The magnificent abbey library of Waldsassen Abbey was redesigned under Abbot Eugen Schmid (r. 1724–1764) by artists such as the sculptor Karl Stilp , the fresco painter Karl Hofreiter and the wood carver Andreas Witt. The inventory of approx. 19,000 volumes was brought to Munich after the secularization in Bavaria and some of them were sold. The library is a popular tourist destination in the Upper Palatinate.

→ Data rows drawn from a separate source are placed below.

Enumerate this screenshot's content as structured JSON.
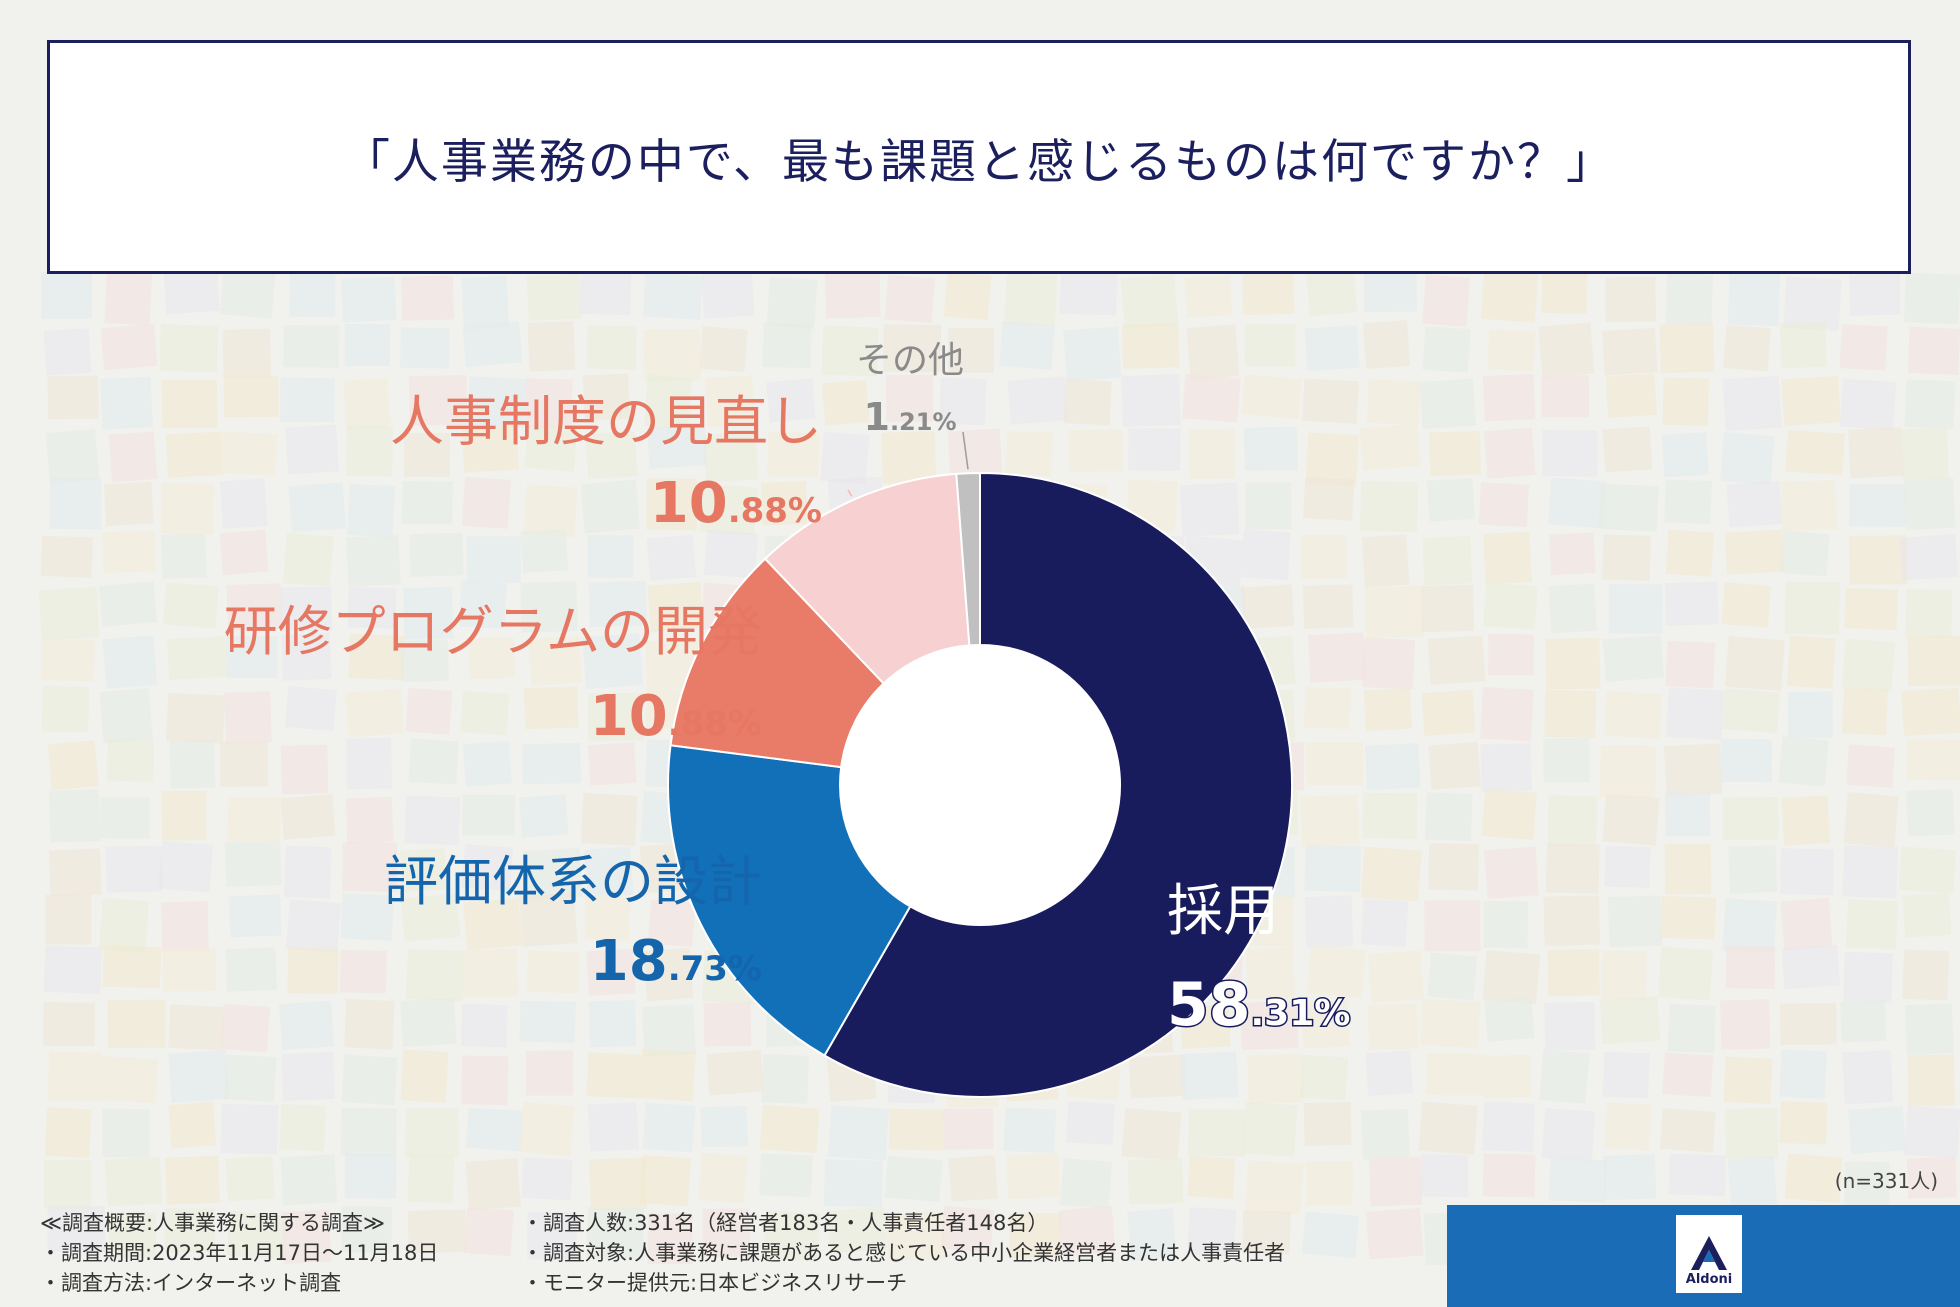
{
  "title": "「人事業務の中で、最も課題と感じるものは何ですか？」",
  "chart_data": {
    "type": "pie",
    "donut": true,
    "slices": [
      {
        "label": "採用",
        "int": "58",
        "dec": ".31%",
        "value": 58.31,
        "color": "#181c5c",
        "text_color": "#ffffff"
      },
      {
        "label": "評価体系の設計",
        "int": "18",
        "dec": ".73%",
        "value": 18.73,
        "color": "#1170b8",
        "text_color": "#1565ad"
      },
      {
        "label": "研修プログラムの開発",
        "int": "10",
        "dec": ".88%",
        "value": 10.88,
        "color": "#e97c68",
        "text_color": "#e57763"
      },
      {
        "label": "人事制度の見直し",
        "int": "10",
        "dec": ".88%",
        "value": 10.88,
        "color": "#f7d0d2",
        "text_color": "#e57763"
      },
      {
        "label": "その他",
        "int": "1",
        "dec": ".21%",
        "value": 1.21,
        "color": "#c0c0c0",
        "text_color": "#8a8a8a"
      }
    ]
  },
  "sample_size": "(n=331人)",
  "notes_left": [
    "≪調査概要:人事業務に関する調査≫",
    "・調査期間:2023年11月17日〜11月18日",
    "・調査方法:インターネット調査"
  ],
  "notes_right": [
    "・調査人数:331名（経営者183名・人事責任者148名）",
    "・調査対象:人事業務に課題があると感じている中小企業経営者または人事責任者",
    "・モニター提供元:日本ビジネスリサーチ"
  ],
  "logo_text": "Aldoni"
}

Panoramic picture of the Waldsassen Abbey Library

literature

  • Edgar Baumgartl and Wolf-Christian von der Mülbe: Waldsassen Abbey Library. Cistercian spirituality at the beginning of the Enlightenment . Munich 1989, ISBN 3795406811 .
  • Franz Binhack: The Abbots of the Cistercian Abbey and the Waldsassen Monastery , Eichstädt 1887.
  • Karl Hausberger: The monasteries of the Cistercian order in the diocese of Regensburg. A foray through their history , in: Contributions to the history of the Diocese of Regensburg 38 (2004), pp. 7–22.
  • Rudolf Langhammer: Waldsassen. Monastery and city. Vol. 1: From the history of the Cistercian Abbey, which was formerly a prince and imperial abbey until the Reformation , Waldsassen 1936.
  • Alkuin Schachenmayr : Waldsassen Monastery: a historical overview , in: SMGB 129 (2018), pp. 149–169.
  • Georg Schrott: The immeasurable treasure of their books . Literature and history in the Cistercian monastery Waldsassen (studies on the history, art and culture of the Cistercians 18) Berlin 2003, ISBN 978-3-936872-04-0 .
  • Jakob Ignaz Sendtner , Georg Schrott (ed.): The origin of the Waldsassen monastery . Laßleben, Kallmünz 2008, ISBN 978-3-7847-1206-2 .
  • Stiftsbasilika Waldsassen, Peda-Kunstführer Nr. 102 , 1995, Kunstverlag Peda Passau, ISBN 3-927296-62-7 .

See also

Web links

Commons : Kloster Waldsassen  - Collection of images, videos and audio files
Wikisource: Kloster Waldsassen  - Sources and full texts

Individual evidence

  1. ^ House of Bavarian History, database, http://www.hdbg.eu/kloster/index.php/detail/geschichte?id=KS0423
  2. Document Eger June 10, 1218, in: Berthold Schmidt: Document book of the Vögte von Weida , Jena 1885, No. 42.
  3. https://www.monasterium.net/mom/DE-StAAm/Waldsassen/fond?block=5
  4. Josef Weinmann: "Egerländer as Abbots of the Waldsassen Monastery", in: Yearbook of the Egerländer , 1978.